Older age, elevated BMI, and use of ACE inhibitors and/or angiotensin receptor blockers (ARBs) are associated with increased epoetin requirements when normalizing blood hemoglobin levels in CKD patients.
In a post-hoc observational analysis (Nephrol Dial Transplant. 2007;22:794-800), Jerome Rossert, MD, of the Georges Pompidou European Hospital in Paris, and his colleagues identified factors associated with hyporesponsiveness to epoetin alfa in a group of 93 CKD patients treated to a high hemoglobin target (14-15 g/dL for men and 13-14 g/dL for women).
The study cohort was a group of patients from the Effect of early Correction of Anemia on the Progression of CKD (ECAP) study in which 390 patients with CKD were randomized to receive subcutaneous epoetin alfa to achieve a high (13-15 g/dL) or low (11-12 g/dL) target hemoglobin level.
All patients received subcutaneous epoetin once weekly at an initial dose of 25-100 IU/kg. Dose adjustments were permitted every four weeks as needed to achieve the target hemoglobin level, and the recommended increase in weekly epoetin dose was 25 IU/kg.
In the subgroup analysis, patients always treated with 100 IU/kg/week or less were defined as “responsive,” and patients requiring more than 100 IU/kg/week at any point during the four-month stabilization phase following the start of treatment were defined as “hyporesponsive.” Only patients in the high-hemoglobin target group were included in the subgroup analysis.
Of the 93 patients in the high hemoglobin group, 79 (85%) were epoetin responsive and 14 (15%) were hyporesponsive. The mean weekly epoetin dosage was 54.3 IU/kg in the responsive patients and 120.1 IU/kg in the hyporesponsive patients.

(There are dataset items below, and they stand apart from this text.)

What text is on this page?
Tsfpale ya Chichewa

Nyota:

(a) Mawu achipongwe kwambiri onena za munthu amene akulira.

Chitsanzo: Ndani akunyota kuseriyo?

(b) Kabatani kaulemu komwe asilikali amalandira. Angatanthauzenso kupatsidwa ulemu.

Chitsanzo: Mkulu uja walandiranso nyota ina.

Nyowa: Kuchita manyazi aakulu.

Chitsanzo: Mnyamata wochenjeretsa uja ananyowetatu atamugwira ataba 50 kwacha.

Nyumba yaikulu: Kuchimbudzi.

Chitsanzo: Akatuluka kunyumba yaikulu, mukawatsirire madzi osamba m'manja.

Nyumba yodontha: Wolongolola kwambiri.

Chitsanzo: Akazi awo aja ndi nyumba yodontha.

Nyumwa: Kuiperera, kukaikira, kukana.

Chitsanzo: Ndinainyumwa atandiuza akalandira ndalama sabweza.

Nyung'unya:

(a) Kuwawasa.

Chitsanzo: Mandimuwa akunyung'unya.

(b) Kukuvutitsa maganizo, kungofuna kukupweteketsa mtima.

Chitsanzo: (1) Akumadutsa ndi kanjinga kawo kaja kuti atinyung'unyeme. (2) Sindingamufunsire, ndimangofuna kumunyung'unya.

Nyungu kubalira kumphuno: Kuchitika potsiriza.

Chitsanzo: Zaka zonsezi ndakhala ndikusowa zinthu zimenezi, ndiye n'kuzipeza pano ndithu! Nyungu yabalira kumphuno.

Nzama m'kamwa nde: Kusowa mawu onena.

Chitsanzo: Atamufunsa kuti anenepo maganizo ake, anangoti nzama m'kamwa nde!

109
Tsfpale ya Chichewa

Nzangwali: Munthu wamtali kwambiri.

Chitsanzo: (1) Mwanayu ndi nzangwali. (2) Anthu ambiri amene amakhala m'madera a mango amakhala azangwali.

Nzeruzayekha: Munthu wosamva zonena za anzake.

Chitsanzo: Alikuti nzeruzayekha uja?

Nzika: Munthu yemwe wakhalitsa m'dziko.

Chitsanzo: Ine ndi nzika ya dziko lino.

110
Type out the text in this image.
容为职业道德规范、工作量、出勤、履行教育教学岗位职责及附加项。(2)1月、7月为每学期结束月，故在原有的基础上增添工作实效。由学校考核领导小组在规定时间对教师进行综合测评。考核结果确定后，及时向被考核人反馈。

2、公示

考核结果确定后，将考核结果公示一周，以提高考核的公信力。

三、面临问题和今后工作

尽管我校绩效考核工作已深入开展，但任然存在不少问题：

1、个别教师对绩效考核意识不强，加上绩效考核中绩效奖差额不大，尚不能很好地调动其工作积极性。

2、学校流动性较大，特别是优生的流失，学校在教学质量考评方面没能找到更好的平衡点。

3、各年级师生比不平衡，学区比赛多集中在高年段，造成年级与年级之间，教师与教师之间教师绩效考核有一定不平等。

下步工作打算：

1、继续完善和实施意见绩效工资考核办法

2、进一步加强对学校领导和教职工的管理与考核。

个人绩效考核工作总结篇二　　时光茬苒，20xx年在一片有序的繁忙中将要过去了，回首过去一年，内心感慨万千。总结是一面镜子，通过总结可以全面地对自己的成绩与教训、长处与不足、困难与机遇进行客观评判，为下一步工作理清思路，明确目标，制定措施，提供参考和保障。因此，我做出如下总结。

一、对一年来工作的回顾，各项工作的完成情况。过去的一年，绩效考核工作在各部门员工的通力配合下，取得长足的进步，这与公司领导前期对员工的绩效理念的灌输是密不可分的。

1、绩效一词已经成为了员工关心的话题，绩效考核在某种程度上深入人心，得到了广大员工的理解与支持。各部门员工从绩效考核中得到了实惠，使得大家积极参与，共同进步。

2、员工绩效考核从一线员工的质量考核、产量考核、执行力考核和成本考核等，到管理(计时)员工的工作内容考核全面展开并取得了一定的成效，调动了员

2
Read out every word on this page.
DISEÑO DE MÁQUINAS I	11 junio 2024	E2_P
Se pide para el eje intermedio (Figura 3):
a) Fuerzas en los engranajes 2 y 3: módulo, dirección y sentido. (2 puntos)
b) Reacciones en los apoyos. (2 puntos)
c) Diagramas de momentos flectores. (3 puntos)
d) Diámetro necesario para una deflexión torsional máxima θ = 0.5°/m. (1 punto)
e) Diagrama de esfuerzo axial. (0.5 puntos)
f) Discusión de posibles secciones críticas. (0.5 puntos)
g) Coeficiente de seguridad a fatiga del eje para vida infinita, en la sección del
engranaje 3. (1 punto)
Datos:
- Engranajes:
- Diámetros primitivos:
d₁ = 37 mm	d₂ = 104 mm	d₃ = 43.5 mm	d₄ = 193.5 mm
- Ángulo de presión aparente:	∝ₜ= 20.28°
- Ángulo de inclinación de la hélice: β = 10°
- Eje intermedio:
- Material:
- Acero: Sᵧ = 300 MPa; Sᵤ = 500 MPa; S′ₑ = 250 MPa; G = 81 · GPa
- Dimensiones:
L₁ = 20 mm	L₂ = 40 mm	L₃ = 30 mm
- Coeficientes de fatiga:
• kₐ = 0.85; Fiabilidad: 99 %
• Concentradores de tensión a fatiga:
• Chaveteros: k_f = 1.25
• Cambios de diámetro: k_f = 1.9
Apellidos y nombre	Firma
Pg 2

Use of an ACE inhibitor or ARB was documented in 64% of the hyporesponsive patients and 35% of the responsive patients. The mean BMI was 30.3 kg/m2 in the hyporesponsive group and 27.3 kg/m2 in the responsive group. The mean age of the hypo-responsive patients was 60.4 years compared with 56.2 years in the responsive patients. Epoetin dosage at the start of the maintenance phase was correlated with age, BMI, and measures of anemia. Weekly epoetin requirements during maintenance treatment were higher in patients with older age, higher BMI, and severe anemia.
After adjusting for demographic and disease-related factors and continuous covariates, unidentified patient characteristics accounted for 24% of the variance in the maintenance epoetin dose.